In spite of our culture’s negative views about judging people, it’s actually a useful and rather important skill for adults and children alike. Let’s be honest — it’s something we all do anyway, and the ability to size someone up helps us determine not just who we can trust, but who we might want to spend time with or work with.
Maya Angelou, one of the great people observers of our time, famously said “I’ve learned that you can tell a lot about a person by the way he/she handles these three things: a rainy day, lost luggage, and tangled Christmas tree lights.” I couldn’t agree with her more, especially about the tangled tree lights. I was thinking about this quote the other day as I stood in line at the store, watching a mother with a cranky toddler, and was inspired to add three additional ways to size someone up:
- How they manage a child throwing a temper tantrum.
- How they respond to receiving the wrong meal at a restaurant.
- How they react to finding a spider (or any other large bug) in the sink.

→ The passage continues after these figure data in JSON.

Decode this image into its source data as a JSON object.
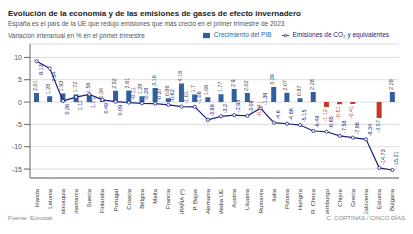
{
  "chart_data": {
    "type": "bar",
    "title": "Evolución de la economía y de las emisiones de gases de efecto invernadero",
    "subtitle": "España es el país de la UE que redujo emisiones que más creció en el primer trimestre de 2023",
    "y_label": "Variación interanual en % en el primer trimestre",
    "annotations": [
      "Fuente: Eurostat",
      "C. CORTINAS / CINCO DÍAS"
    ],
    "categories": [
      "Irlanda",
      "Letonia",
      "Eslovaquia",
      "Dinamarca",
      "Suecia",
      "Finlandia",
      "Portugal",
      "Croacia",
      "Bélgica",
      "Malta",
      "Francia",
      "ESPAÑA (*)",
      "P. Bajos",
      "Alemania",
      "Media UE",
      "Austria",
      "Lituania",
      "Rumanía",
      "Italia",
      "Polonia",
      "Hungría",
      "R. Checa",
      "Luxemburgo",
      "Chipre",
      "Grecia",
      "Eslovenia",
      "Estonia",
      "Bulgaria"
    ],
    "series": [
      {
        "name": "Crecimiento del PIB",
        "type": "bar",
        "color": "#2f5f9e",
        "colors": [
          "#2f5f9e",
          "#2f5f9e",
          "#2f5f9e",
          "#2f5f9e",
          "#2f5f9e",
          "#2f5f9e",
          "#2f5f9e",
          "#2f5f9e",
          "#2f5f9e",
          "#2f5f9e",
          "#2f5f9e",
          "#2f5f9e",
          "#2f5f9e",
          "#2f5f9e",
          "#2f5f9e",
          "#2f5f9e",
          "#2f5f9e",
          "#c0392b",
          "#2f5f9e",
          "#2f5f9e",
          "#2f5f9e",
          "#2f5f9e",
          "#c0392b",
          "#c0392b",
          "#c0392b",
          "#2f5f9e",
          "#c0392b",
          "#2f5f9e"
        ],
        "values": [
          2.01,
          1.28,
          1.93,
          1.72,
          1.56,
          0.34,
          2.52,
          2.61,
          1.28,
          3.16,
          0.86,
          4.16,
          1.7,
          1.06,
          1.77,
          2.9,
          2.02,
          -0.04,
          3.39,
          2.07,
          0.87,
          2.28,
          -1.12,
          -0.51,
          -0.41,
          null,
          -3.57,
          2.28
        ]
      },
      {
        "name": "Emisiones de CO₂ y equivalentes",
        "type": "line",
        "color": "#1a237e",
        "marker": "o",
        "line_style": "solid",
        "values": [
          9.13,
          7.54,
          0.26,
          1.11,
          1.71,
          0.49,
          0.09,
          -0.11,
          -0.28,
          -0.37,
          -0.62,
          -1.01,
          -1.06,
          -3.98,
          -3.2,
          -2.93,
          -3.09,
          -1.39,
          -4.6,
          -4.86,
          -5.15,
          -6.48,
          -6.65,
          -7.58,
          -7.96,
          -8.34,
          -14.73,
          -15.21
        ]
      }
    ],
    "ylim": [
      -17,
      13
    ],
    "yticks": [
      -15,
      -10,
      -5,
      0,
      5,
      10
    ],
    "grid": true,
    "legend": "upper right",
    "data_labels": true
  }
}
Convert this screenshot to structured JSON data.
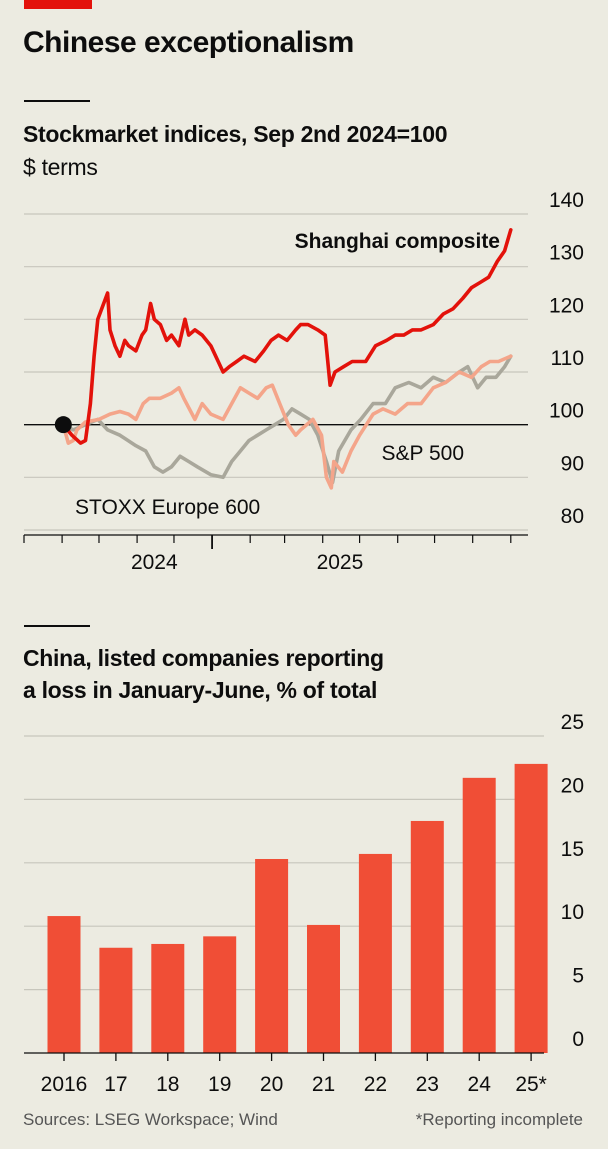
{
  "title": "Chinese exceptionalism",
  "colors": {
    "brand": "#e3120b",
    "shanghai": "#e3120b",
    "sp500": "#f4a58a",
    "stoxx": "#a9a79b",
    "bars": "#f04e36",
    "grid": "#c7c6bc",
    "background": "#ecebe1"
  },
  "footer": {
    "sources": "Sources: LSEG Workspace; Wind",
    "note": "*Reporting incomplete"
  },
  "chart_data": [
    {
      "type": "line",
      "title": "Stockmarket indices, Sep 2nd 2024=100",
      "subtitle": "$ terms",
      "ylim": [
        80,
        140
      ],
      "yticks": [
        80,
        90,
        100,
        110,
        120,
        130,
        140
      ],
      "xlim": [
        "2024-08-01",
        "2025-09-15"
      ],
      "xtick_labels": [
        {
          "label": "2024",
          "date": "2024-11-15"
        },
        {
          "label": "2025",
          "date": "2025-04-15"
        }
      ],
      "year_boundary": "2025-01-01",
      "base_marker": {
        "x": "2024-09-02",
        "y": 100
      },
      "grid": true,
      "series": [
        {
          "name": "Shanghai composite",
          "color": "#e3120b",
          "points": [
            [
              "2024-09-02",
              100
            ],
            [
              "2024-09-09",
              98
            ],
            [
              "2024-09-16",
              96.5
            ],
            [
              "2024-09-20",
              97
            ],
            [
              "2024-09-24",
              104
            ],
            [
              "2024-09-27",
              113
            ],
            [
              "2024-09-30",
              120
            ],
            [
              "2024-10-08",
              125
            ],
            [
              "2024-10-10",
              118
            ],
            [
              "2024-10-14",
              115
            ],
            [
              "2024-10-18",
              113
            ],
            [
              "2024-10-22",
              116
            ],
            [
              "2024-10-25",
              115
            ],
            [
              "2024-10-31",
              114
            ],
            [
              "2024-11-05",
              117
            ],
            [
              "2024-11-08",
              118
            ],
            [
              "2024-11-12",
              123
            ],
            [
              "2024-11-15",
              120
            ],
            [
              "2024-11-20",
              119
            ],
            [
              "2024-11-25",
              116
            ],
            [
              "2024-11-29",
              117
            ],
            [
              "2024-12-05",
              115
            ],
            [
              "2024-12-10",
              120
            ],
            [
              "2024-12-13",
              117
            ],
            [
              "2024-12-18",
              118
            ],
            [
              "2024-12-24",
              117
            ],
            [
              "2024-12-31",
              115
            ],
            [
              "2025-01-06",
              112
            ],
            [
              "2025-01-10",
              110
            ],
            [
              "2025-01-15",
              111
            ],
            [
              "2025-01-21",
              112
            ],
            [
              "2025-01-27",
              113
            ],
            [
              "2025-02-05",
              112
            ],
            [
              "2025-02-12",
              114
            ],
            [
              "2025-02-18",
              116
            ],
            [
              "2025-02-24",
              117
            ],
            [
              "2025-03-03",
              116
            ],
            [
              "2025-03-10",
              118
            ],
            [
              "2025-03-14",
              119
            ],
            [
              "2025-03-20",
              119
            ],
            [
              "2025-03-28",
              118
            ],
            [
              "2025-04-03",
              117
            ],
            [
              "2025-04-07",
              107.5
            ],
            [
              "2025-04-11",
              110
            ],
            [
              "2025-04-18",
              111
            ],
            [
              "2025-04-25",
              112
            ],
            [
              "2025-05-06",
              112
            ],
            [
              "2025-05-14",
              115
            ],
            [
              "2025-05-23",
              116
            ],
            [
              "2025-05-30",
              117
            ],
            [
              "2025-06-06",
              117
            ],
            [
              "2025-06-13",
              118
            ],
            [
              "2025-06-20",
              118
            ],
            [
              "2025-06-30",
              119
            ],
            [
              "2025-07-08",
              121
            ],
            [
              "2025-07-16",
              122
            ],
            [
              "2025-07-24",
              124
            ],
            [
              "2025-07-31",
              126
            ],
            [
              "2025-08-07",
              127
            ],
            [
              "2025-08-14",
              128
            ],
            [
              "2025-08-21",
              131
            ],
            [
              "2025-08-27",
              133
            ],
            [
              "2025-09-01",
              137
            ]
          ]
        },
        {
          "name": "S&P 500",
          "color": "#f4a58a",
          "points": [
            [
              "2024-09-02",
              100
            ],
            [
              "2024-09-06",
              96.5
            ],
            [
              "2024-09-10",
              97
            ],
            [
              "2024-09-13",
              99
            ],
            [
              "2024-09-20",
              100.5
            ],
            [
              "2024-10-01",
              101
            ],
            [
              "2024-10-10",
              102
            ],
            [
              "2024-10-18",
              102.5
            ],
            [
              "2024-10-25",
              102
            ],
            [
              "2024-10-31",
              101
            ],
            [
              "2024-11-06",
              104
            ],
            [
              "2024-11-11",
              105
            ],
            [
              "2024-11-20",
              105
            ],
            [
              "2024-11-29",
              106
            ],
            [
              "2024-12-05",
              107
            ],
            [
              "2024-12-09",
              105
            ],
            [
              "2024-12-18",
              101
            ],
            [
              "2024-12-24",
              104
            ],
            [
              "2024-12-31",
              102
            ],
            [
              "2025-01-10",
              101
            ],
            [
              "2025-01-17",
              104
            ],
            [
              "2025-01-24",
              107
            ],
            [
              "2025-01-31",
              106
            ],
            [
              "2025-02-07",
              105
            ],
            [
              "2025-02-14",
              107
            ],
            [
              "2025-02-19",
              107.5
            ],
            [
              "2025-02-25",
              104
            ],
            [
              "2025-03-04",
              100
            ],
            [
              "2025-03-10",
              98
            ],
            [
              "2025-03-14",
              99
            ],
            [
              "2025-03-24",
              101
            ],
            [
              "2025-03-31",
              98
            ],
            [
              "2025-04-04",
              90
            ],
            [
              "2025-04-08",
              88
            ],
            [
              "2025-04-10",
              93
            ],
            [
              "2025-04-17",
              91
            ],
            [
              "2025-04-24",
              95
            ],
            [
              "2025-05-01",
              98
            ],
            [
              "2025-05-12",
              102
            ],
            [
              "2025-05-20",
              103
            ],
            [
              "2025-05-30",
              102
            ],
            [
              "2025-06-09",
              104
            ],
            [
              "2025-06-20",
              104
            ],
            [
              "2025-06-30",
              107
            ],
            [
              "2025-07-10",
              108
            ],
            [
              "2025-07-21",
              110
            ],
            [
              "2025-07-31",
              109
            ],
            [
              "2025-08-08",
              111
            ],
            [
              "2025-08-15",
              112
            ],
            [
              "2025-08-22",
              112
            ],
            [
              "2025-09-01",
              113
            ]
          ]
        },
        {
          "name": "STOXX Europe 600",
          "color": "#a9a79b",
          "points": [
            [
              "2024-09-02",
              100
            ],
            [
              "2024-09-10",
              99
            ],
            [
              "2024-09-20",
              100
            ],
            [
              "2024-09-30",
              101
            ],
            [
              "2024-10-08",
              99
            ],
            [
              "2024-10-18",
              98
            ],
            [
              "2024-10-31",
              96
            ],
            [
              "2024-11-08",
              95
            ],
            [
              "2024-11-15",
              92
            ],
            [
              "2024-11-22",
              91
            ],
            [
              "2024-11-29",
              92
            ],
            [
              "2024-12-06",
              94
            ],
            [
              "2024-12-13",
              93
            ],
            [
              "2024-12-20",
              92
            ],
            [
              "2024-12-31",
              90.5
            ],
            [
              "2025-01-10",
              90
            ],
            [
              "2025-01-17",
              93
            ],
            [
              "2025-01-24",
              95
            ],
            [
              "2025-01-31",
              97
            ],
            [
              "2025-02-07",
              98
            ],
            [
              "2025-02-14",
              99
            ],
            [
              "2025-02-21",
              100
            ],
            [
              "2025-02-28",
              101
            ],
            [
              "2025-03-07",
              103
            ],
            [
              "2025-03-14",
              102
            ],
            [
              "2025-03-21",
              101
            ],
            [
              "2025-03-28",
              98
            ],
            [
              "2025-04-04",
              93
            ],
            [
              "2025-04-09",
              89
            ],
            [
              "2025-04-14",
              95
            ],
            [
              "2025-04-24",
              99
            ],
            [
              "2025-05-02",
              101
            ],
            [
              "2025-05-12",
              104
            ],
            [
              "2025-05-22",
              104
            ],
            [
              "2025-05-30",
              107
            ],
            [
              "2025-06-10",
              108
            ],
            [
              "2025-06-20",
              107
            ],
            [
              "2025-06-30",
              109
            ],
            [
              "2025-07-10",
              108
            ],
            [
              "2025-07-21",
              110
            ],
            [
              "2025-07-28",
              111
            ],
            [
              "2025-08-05",
              107
            ],
            [
              "2025-08-12",
              109
            ],
            [
              "2025-08-20",
              109
            ],
            [
              "2025-08-27",
              111
            ],
            [
              "2025-09-01",
              113
            ]
          ]
        }
      ]
    },
    {
      "type": "bar",
      "title": "China, listed companies reporting a loss in January-June, % of total",
      "title_lines": [
        "China, listed companies reporting",
        "a loss in January-June, % of total"
      ],
      "categories": [
        "2016",
        "17",
        "18",
        "19",
        "20",
        "21",
        "22",
        "23",
        "24",
        "25*"
      ],
      "values": [
        10.8,
        8.3,
        8.6,
        9.2,
        15.3,
        10.1,
        15.7,
        18.3,
        21.7,
        22.8
      ],
      "ylim": [
        0,
        25
      ],
      "yticks": [
        0,
        5,
        10,
        15,
        20,
        25
      ],
      "grid": true,
      "color": "#f04e36"
    }
  ]
}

Show me how someone handles a situation where they have little control, an experience that does not meet their expectations, and an unexpected event tinged with fear, and I can tell you a lot about that person. Also, I’ve found that when these things happen in public, they provide great opportunities to talk to your kids (once you’re back in the car, of course) about how well or badly someone managed a situation, and how they themselves would want to respond if they are ever in that same situation.
How about you? What situations would you add to the list? Do you ever talk to your kids about them?